Furthermore, “academic freedom is not a defense to violation of law.”
Since the memo was sent, faculty and staff have been struggling for some clarity. But UI administrators are typically tight-lipped issuing sound-bite statements that say nothing.
However, in that Sept. 27 Statesman story, UI spokeswoman Jodi Walker was reported to say: “While abortion can be discussed as a policy issue in the classroom, we highly recommend employees in charge of the classroom remain neutral or risk violating this law. We support our students and employees, as well as academic freedom, but understand the need to work within the laws set out by our state.”
This is not reassuring.
My intro class, Media and Society, would have anywhere from 40 to 120 students each semester. In moderating a discussion on Roe v. Wade, how could I ensure the discussions would be perceived as neutral by all? If I failed to tell a student to be quiet when they were making a pro-choice argument, would I be showing bias?

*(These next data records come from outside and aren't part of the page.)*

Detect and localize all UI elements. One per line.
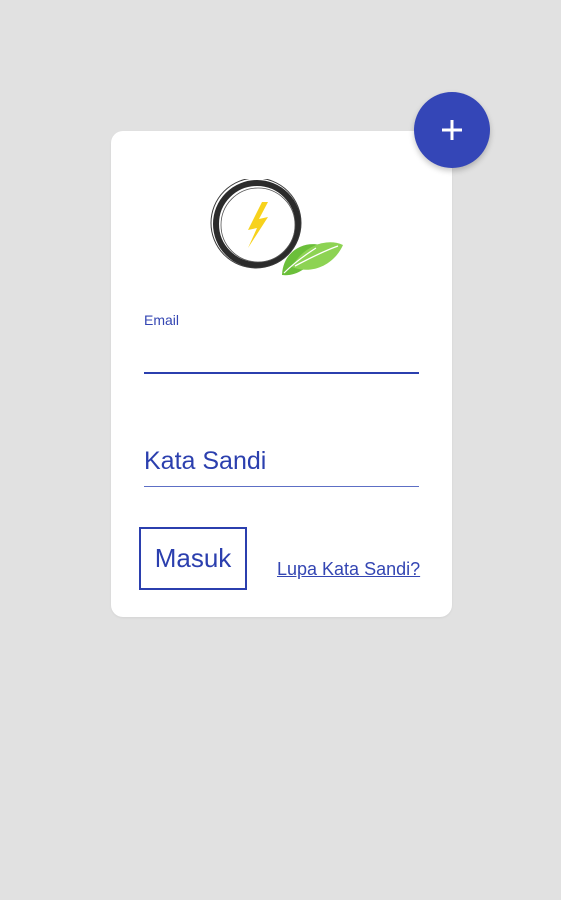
add-button[interactable] [414,92,490,168]
password-field[interactable] [144,443,419,487]
login-button[interactable]: Masuk [139,527,247,590]
email-label: Email [144,312,180,328]
email-field[interactable] [144,336,419,374]
lightning-leaf-logo-icon [210,177,343,276]
plus-icon [442,120,462,140]
app-logo [210,177,346,279]
forgot-password-link[interactable]: Lupa Kata Sandi? [277,559,420,580]
login-card: Email Masuk Lupa Kata Sandi? [111,131,452,617]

Every semester, without fail, I would have one student in one of my classes complain that I was politically biased. Those complaints would die in my department where my colleagues understood their nature.
Under the new guidelines, I can say with some certainty, such complaints now would prompt a university inquiry. That is a chilling prospect for any faculty member. And that chilling will inevitably diminish the quality of classroom education.
Free and open inquiry, free and open discussion is the foundation of a quality liberal arts education.
Of course, quality education is not a concern of the Idaho Legislature. The anti-abortion laws and the anti-contraception code were not enacted to handicap higher education. That is an unanticipated consequence. But does anyone seriously believe there will be any effort in the legislature to remedy the issue?
Faculty frustration and anger is substantial. Students, including the conservative student body president, are upset.
The loser in this sorry story will be the university, which may lose faculty, which may have trouble recruiting new faculty and which may lose students present and future.
Idaho’s race to the bottom continues. Except there appears to be no bottom.
Steven A. Smith is clinical associate professor emeritus in the School of Journalism and Mass Media at the University of Idaho having retired from full time teaching at the end of May 2020.
Smith is former editor of The Spokesman-Review in Spokane, Washington. As editor, Smith supervised all news and editorial operations on all platforms with a staff ranging from more than 140 in 2002 to 104 at the time of his resignation in October 2008. Prior to joining The Spokesman-Review, Smith was editor for two years at The Statesman Journal, a Gannett newspaper in Salem, Oregon, and was for five years editor and vice president of The Gazette, a Freedom Communications newspaper in Colorado Springs, Colorado.
He is a graduate of the Northwestern University Newspaper Management Center Advanced Executive Program and a mid-career development program at Duke University. He holds an MA in communication from The Ohio State University where he was a Kiplinger Fellow, and a BS in journalism from the University of Oregon.
Smith serves on the SpokaneFāVS Board.